SB 2 - This act provides that upon the prepayment of any retail installment contract, premium finance contract, credit life, accident or sickness insurance policy, small loan or retail credit sale, a refund of prepaid interest must be calculated by the actuarial method. The "sum of the digits" or "rule of 78" method of calculating prepaid interest refunds is prohibited.

When using the sum of the digits method to calculate a refund of prepared interest, the denominator is always the sum of the total number of months in the loan added together in ascending order. For example, in a one-year loan the denominator is always 78 (1+2+3+4+....+12) and in a two-year loan the denominator is always 300 (1+2+3+4+....+24). A simpler way to calculate the denominator is to multiply the number of months in the loan by the number of months in the loan plus 1 and divide the result by 2. For example, in a one-year loan the denominator is always 78 (12x13/2), in a two year-loan the denominator is always 300 (24x25/2), and in a three-year loan the denominator is always 666 (36x37/2).

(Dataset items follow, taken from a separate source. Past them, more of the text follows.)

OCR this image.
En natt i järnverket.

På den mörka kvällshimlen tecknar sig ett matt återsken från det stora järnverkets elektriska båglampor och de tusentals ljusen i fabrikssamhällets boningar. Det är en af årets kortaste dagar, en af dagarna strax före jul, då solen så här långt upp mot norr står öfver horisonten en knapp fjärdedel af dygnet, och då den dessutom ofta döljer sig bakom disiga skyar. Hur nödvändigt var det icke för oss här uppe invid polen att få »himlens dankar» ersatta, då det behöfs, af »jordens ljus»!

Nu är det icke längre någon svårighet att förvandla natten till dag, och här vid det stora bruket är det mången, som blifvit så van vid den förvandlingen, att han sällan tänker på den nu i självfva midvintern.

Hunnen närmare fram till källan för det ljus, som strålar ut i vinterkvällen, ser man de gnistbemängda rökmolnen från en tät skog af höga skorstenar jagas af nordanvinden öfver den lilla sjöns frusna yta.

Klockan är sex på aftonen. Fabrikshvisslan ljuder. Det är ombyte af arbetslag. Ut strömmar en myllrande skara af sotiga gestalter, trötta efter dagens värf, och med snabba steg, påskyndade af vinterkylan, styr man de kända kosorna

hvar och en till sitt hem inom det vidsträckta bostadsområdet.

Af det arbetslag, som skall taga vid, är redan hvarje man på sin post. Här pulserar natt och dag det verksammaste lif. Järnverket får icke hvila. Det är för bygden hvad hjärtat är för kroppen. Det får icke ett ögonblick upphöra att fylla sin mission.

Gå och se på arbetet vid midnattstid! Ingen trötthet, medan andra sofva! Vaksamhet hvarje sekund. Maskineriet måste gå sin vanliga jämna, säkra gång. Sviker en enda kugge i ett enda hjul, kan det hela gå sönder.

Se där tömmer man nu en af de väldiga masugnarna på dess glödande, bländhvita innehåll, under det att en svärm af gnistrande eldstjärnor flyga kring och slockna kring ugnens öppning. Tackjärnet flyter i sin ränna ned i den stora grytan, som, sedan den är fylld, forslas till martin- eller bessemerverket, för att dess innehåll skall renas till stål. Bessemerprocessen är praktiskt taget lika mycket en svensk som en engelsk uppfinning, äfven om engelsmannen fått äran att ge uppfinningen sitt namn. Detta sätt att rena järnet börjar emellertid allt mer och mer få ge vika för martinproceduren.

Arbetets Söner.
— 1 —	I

The numerator in the sum of the digits method is always the sum of the total number of months in the loan that have expired before payoff added together in descending order. For example, in a one-year loan with three months expired the numerator is always 33 (12+11+10), and with four months expired the numerator is always 42 (12+11+10+9). In a two-year loan with three months expired the numerator is always 69 (24+23+22) and with four months expired the numerator is always 90 (24+23+22+21).

The resulting fraction is applied to the finance charge to calculate the refund.

The "sum of the digits" or "rule of 78" method of calculating prepaid interest refunds front-end loads interest and therefore favors the lender because the borrower pays more interest in the early months of a financial contract than would have been paid using the actuarial method.

In contrast, the actuarial method of calculating prepaid interest refunds approximates the interest actually earned on a day-by-day basis. For a one year loan the interest is 1/365 per day. The actuarial method treats both the lender and the borrower fairly.